What about Compton scatter, does that explain the difference?

Assuming the dose output (beam quality) remains the same from the tube, then the main contributor to the relationship between Compton interactions and material is the electron density. The ratio of the atomic number to the mass (Z/A) of air is ~0.50 and for soft tissue it is ~0.55 (4). This means the number of electrons in skin tissue will be greater than the number of electrons in the air. This difference is partly due to the absence of hydrogen from air, which has a high electron density.

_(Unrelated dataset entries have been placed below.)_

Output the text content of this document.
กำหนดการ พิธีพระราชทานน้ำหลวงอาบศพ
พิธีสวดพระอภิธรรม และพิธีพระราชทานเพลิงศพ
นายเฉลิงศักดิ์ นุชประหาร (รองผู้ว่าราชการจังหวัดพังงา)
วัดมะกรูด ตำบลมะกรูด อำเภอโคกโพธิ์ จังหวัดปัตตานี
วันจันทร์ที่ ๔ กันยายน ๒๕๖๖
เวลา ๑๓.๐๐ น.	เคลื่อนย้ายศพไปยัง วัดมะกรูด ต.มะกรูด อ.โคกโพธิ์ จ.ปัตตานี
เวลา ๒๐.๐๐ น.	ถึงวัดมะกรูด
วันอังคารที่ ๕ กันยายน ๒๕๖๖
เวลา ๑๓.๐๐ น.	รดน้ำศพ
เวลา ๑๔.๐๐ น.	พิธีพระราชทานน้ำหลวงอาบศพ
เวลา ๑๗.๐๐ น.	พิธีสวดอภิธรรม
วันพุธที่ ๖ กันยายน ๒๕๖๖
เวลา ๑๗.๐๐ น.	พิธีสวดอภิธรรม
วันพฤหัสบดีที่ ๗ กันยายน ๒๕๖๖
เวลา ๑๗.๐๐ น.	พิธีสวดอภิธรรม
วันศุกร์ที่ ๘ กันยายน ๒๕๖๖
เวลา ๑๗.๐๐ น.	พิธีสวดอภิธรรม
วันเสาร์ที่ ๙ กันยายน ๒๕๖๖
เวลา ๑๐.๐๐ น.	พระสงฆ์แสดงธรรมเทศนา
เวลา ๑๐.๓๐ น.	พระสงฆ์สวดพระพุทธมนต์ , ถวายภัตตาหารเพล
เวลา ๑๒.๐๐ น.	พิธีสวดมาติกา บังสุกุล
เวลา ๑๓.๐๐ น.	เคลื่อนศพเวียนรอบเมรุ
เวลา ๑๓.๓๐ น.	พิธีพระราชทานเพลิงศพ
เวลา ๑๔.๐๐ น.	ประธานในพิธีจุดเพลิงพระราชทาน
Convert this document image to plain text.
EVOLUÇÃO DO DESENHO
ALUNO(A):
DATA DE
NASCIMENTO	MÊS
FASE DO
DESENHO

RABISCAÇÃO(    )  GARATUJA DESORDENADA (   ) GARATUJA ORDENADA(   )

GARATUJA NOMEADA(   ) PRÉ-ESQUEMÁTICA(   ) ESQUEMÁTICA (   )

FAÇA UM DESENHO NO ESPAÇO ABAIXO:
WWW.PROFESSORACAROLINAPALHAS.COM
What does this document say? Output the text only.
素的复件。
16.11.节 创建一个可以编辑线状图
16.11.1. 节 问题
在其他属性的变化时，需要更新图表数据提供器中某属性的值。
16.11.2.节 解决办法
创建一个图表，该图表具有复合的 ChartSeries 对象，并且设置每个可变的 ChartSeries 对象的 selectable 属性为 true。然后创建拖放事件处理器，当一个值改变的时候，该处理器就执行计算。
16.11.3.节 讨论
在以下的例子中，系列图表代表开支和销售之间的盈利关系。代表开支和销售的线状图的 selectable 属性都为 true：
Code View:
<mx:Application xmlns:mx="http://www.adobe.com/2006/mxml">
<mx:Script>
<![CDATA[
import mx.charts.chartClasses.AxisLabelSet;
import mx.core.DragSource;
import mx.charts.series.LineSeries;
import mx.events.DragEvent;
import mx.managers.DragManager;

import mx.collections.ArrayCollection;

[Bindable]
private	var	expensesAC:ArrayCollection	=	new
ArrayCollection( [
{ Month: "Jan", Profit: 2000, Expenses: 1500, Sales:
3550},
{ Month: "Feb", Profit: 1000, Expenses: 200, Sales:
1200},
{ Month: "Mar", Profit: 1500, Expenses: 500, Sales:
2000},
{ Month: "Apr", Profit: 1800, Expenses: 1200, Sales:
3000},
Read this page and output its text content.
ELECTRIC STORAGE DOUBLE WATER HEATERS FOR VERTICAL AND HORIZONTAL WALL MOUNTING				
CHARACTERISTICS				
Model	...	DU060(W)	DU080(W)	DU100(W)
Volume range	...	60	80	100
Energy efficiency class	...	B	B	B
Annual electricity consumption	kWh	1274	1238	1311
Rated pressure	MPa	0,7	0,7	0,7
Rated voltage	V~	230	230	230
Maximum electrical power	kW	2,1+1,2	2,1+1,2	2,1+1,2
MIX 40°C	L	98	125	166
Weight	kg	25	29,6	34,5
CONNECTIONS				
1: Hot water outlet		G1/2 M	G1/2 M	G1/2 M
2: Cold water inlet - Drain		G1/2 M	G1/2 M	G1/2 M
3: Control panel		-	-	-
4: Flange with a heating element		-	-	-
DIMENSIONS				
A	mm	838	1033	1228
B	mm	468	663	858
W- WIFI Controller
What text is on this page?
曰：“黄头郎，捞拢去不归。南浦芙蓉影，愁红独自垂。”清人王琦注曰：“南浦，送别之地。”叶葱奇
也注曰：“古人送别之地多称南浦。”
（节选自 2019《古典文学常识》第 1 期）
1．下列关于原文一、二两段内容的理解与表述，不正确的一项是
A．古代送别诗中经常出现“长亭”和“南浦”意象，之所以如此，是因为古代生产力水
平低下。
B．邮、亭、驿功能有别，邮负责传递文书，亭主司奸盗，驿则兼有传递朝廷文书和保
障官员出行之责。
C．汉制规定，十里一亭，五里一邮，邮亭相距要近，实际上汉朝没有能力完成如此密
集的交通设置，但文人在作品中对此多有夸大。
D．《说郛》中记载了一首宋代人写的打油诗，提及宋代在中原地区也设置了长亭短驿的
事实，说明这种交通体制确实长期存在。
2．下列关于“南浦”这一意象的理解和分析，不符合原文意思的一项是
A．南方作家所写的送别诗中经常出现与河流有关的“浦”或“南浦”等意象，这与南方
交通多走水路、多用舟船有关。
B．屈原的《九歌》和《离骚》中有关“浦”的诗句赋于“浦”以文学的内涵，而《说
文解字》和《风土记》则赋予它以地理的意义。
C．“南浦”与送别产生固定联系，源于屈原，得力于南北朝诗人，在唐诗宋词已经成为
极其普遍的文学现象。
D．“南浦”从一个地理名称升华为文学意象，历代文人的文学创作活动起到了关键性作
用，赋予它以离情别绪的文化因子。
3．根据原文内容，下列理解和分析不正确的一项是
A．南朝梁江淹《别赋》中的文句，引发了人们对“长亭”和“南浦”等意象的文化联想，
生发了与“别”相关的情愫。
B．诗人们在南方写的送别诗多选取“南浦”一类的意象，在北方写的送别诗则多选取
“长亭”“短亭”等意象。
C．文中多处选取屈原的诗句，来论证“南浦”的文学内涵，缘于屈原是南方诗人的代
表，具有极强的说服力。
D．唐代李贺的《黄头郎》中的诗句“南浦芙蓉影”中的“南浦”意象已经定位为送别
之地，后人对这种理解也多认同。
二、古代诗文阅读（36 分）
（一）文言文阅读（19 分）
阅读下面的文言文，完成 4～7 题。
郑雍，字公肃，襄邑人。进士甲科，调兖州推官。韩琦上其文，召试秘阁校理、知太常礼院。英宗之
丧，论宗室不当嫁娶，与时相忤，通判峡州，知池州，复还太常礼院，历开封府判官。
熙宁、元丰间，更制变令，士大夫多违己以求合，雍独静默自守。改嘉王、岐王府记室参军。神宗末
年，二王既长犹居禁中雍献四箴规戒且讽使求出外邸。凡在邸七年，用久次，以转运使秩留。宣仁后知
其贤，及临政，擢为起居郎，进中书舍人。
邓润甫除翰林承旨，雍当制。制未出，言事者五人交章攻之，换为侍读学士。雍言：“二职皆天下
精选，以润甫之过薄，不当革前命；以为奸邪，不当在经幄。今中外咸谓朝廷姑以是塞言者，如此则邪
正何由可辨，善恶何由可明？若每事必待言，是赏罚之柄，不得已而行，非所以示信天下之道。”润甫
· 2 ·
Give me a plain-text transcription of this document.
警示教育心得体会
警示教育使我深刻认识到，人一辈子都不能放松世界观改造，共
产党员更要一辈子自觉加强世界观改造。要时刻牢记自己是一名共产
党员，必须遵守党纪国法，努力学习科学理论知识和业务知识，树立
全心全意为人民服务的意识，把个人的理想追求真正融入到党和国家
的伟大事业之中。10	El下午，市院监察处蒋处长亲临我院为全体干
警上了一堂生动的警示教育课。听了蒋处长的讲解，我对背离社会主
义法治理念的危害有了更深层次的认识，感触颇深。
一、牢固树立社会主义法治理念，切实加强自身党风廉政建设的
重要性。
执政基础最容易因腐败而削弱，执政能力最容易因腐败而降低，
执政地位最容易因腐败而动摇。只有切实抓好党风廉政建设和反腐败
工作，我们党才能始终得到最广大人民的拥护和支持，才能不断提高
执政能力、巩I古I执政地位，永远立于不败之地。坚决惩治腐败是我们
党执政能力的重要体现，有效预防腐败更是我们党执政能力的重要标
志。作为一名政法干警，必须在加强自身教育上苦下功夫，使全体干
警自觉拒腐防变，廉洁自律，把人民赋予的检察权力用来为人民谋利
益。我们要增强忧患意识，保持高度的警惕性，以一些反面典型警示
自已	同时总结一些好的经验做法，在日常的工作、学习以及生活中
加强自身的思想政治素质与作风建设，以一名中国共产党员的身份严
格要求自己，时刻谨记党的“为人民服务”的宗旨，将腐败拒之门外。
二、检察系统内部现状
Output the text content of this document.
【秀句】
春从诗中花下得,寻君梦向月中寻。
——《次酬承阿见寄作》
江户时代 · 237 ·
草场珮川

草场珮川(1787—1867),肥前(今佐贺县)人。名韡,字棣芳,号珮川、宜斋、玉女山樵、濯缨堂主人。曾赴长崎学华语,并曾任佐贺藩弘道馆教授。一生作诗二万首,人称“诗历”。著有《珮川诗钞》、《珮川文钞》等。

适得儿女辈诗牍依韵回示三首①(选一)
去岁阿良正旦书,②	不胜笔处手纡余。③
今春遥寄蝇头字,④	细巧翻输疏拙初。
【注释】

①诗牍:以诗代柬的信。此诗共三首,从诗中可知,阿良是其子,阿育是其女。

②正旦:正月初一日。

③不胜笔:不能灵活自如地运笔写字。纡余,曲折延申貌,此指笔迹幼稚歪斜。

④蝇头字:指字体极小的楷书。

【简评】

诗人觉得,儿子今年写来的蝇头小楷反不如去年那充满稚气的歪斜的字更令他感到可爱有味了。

Therefore, the likelihood of Compton scatter is greater in skin tissue than it is in the air because there are simply more electrons to interact with. These interactions deposit some of the initial energy into the skin and then secondary scattered photons may go on to undergo more interactions (either escape the patient unimpeded, further scatter events or full absorption through photoelectric interactions).

 

What other factors result in the increased dose?

In the diagnostic energy range, as the radiation is travelling through patients body it is most likely to undergo Compton scattering. The scattered photons can travel backwards towards the skin location and undergo more interactions contributing to skin dose. This phenomenon is simply called backscatter and it increases the skin dose as compared to measurements taken in air without any scattering sources. There have been a number of studies that have published tables of typical backscatter factors (BSF). The BSF is related to the rate of Compton interactions. Thus any factor that will lead to a relative increase in Compton scatters over photoelectric effect will increase the BSF. These factors include beam quality, field size, and tissue thickness. Typical backscatter factors in the diagnostic energy range are between 1.25 and 1.40.

This means that due to the effect of backscatter, skin dose is likely to be 25-40% greater than the absorbed dose to air at the same location.

 

What about other sources of radiation in the room such as leakage radiation?

Leakage radiation is radiation that escapes from the X-ray tube assembly and is not intended as the primary beam used for imaging. This radiation is characteristic of each tube design, housing and collimation, therefore under the same conditions, the leakage radiation incident on the detector in air or on the patient’s skin will be equal.

 

Conclusion

In conclusion, there are two main contributors to an increased dose in the patient’s skin as compared to air when measured at the same location. The first is the difference in mass attenuation coefficients. This difference is mainly due to the increased electron density in tissue which increases the rate of X-ray interactions. The increase due to the mass attenuation coefficient difference between air and tissue is approximately 5%. The more major source of the increased dose is the photons that undergo scatter further in the patient’s body and scatter backwards towards the patient’s skin. These scattered photons can undergo additional interactions contributing to skin dose. The increase due to backscatter is approximatley 35%.